Alan started sweating again. “Honestly it’s not on purpose. Like I’m not trying to be an asshole. Really I’m trying just to speak honestly. And you aren’t the first person to say that so maybe I am an asshole. Like deep in my marrow. I try to be honest and multiple people have told me that I am an asshole. It makes me sad to think about. It would be nice to share things with a person sometimes but I guess I might just be irredeemably an asshole who people don’t want to share things with and who people prefer not to talk to, in general. Does an asshole imagine making people laugh? I guess no one is a villain in his own head. I dated a girl for a while, if you can imagine it, and our relationship sort of fell apart in the end and I remember I told her that I hoped I could at least be a side character in someone’s life and sort of show them not to do something by example. Most people imagine themselves as like the hero of a movie and I admit I do it too. But I remember while we were breaking up one of the things I said was that maybe I’m a side character and I can teach the hero something valuable or help them by just doing whatever it is that I do. And I really felt it while I was saying it.

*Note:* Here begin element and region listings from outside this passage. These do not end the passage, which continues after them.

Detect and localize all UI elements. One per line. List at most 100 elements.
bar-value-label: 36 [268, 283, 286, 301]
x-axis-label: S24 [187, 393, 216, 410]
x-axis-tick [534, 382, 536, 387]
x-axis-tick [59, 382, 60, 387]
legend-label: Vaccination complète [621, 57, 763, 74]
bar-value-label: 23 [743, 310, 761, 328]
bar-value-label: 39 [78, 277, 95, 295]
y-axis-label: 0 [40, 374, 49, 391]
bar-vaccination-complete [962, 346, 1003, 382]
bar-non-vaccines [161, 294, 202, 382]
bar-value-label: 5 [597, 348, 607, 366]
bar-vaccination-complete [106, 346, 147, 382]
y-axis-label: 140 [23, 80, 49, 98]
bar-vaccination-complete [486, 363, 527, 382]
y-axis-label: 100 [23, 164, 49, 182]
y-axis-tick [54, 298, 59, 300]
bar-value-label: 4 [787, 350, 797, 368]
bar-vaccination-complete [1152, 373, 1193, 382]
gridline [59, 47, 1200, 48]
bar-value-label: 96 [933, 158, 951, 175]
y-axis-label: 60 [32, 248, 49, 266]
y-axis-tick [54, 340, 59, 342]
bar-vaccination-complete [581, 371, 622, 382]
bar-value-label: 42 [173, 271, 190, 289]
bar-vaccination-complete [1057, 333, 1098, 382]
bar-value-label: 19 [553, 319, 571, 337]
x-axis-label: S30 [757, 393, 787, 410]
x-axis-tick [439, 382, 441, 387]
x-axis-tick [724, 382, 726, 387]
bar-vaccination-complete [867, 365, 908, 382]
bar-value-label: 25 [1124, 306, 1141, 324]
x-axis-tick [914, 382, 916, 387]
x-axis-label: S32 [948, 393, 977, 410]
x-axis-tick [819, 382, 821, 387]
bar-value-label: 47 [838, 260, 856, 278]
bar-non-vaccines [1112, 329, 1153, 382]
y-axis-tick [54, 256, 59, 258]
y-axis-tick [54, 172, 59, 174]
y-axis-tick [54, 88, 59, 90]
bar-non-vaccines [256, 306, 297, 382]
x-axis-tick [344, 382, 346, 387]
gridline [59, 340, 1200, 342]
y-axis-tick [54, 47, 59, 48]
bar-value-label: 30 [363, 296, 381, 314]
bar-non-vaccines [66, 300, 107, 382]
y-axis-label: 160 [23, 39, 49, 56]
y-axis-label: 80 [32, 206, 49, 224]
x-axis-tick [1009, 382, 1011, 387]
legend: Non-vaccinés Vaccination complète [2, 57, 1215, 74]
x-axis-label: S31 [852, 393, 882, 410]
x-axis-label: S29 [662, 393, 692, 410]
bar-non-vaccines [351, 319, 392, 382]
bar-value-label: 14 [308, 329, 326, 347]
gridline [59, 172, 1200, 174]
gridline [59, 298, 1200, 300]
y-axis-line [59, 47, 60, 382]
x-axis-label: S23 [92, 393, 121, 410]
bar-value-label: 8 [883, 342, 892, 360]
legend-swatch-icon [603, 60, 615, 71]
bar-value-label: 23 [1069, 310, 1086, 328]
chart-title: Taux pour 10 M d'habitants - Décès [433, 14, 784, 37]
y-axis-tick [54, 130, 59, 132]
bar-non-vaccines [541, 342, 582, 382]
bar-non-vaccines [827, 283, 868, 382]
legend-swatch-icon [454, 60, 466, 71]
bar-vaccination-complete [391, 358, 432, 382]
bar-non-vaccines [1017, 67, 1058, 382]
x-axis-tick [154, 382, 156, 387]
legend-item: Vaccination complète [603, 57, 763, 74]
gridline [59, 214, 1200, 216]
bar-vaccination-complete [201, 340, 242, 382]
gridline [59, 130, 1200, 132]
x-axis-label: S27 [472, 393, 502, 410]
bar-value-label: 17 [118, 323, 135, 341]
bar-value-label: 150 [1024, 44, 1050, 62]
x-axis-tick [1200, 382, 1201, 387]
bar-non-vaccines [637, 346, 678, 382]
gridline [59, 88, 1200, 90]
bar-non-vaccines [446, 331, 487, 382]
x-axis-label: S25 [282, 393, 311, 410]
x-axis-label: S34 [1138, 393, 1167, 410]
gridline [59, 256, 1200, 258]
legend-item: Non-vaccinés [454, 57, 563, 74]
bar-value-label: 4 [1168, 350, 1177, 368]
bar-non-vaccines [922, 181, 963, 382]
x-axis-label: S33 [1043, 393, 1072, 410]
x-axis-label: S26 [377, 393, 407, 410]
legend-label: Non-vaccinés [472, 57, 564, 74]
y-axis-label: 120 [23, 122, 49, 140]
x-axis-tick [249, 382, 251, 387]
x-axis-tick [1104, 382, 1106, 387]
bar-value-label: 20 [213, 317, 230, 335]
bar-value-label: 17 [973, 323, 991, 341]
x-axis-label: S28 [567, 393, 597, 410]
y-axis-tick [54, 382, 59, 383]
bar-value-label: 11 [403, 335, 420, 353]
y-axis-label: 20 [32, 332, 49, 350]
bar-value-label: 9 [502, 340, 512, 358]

The feeling of being the main character dissolved and I thought about everyone else in my life, for probably the first time. Like really thought about my impact on the people closest to me in my life and really really hoped that I made them feel good sometimes. I don’t know if there could be anything better than making someone feel good.” Tears were in the corners of Alan’s eyes.
“Dude you are a fucking lunatic.” Vanessa stood up and removed her coat from the back of her chair. She exited the restaurant.
Alan remained seated. He wiped his face and ate two meals when the waiter brought them to the table even though he didn’t like what Vanessa ordered.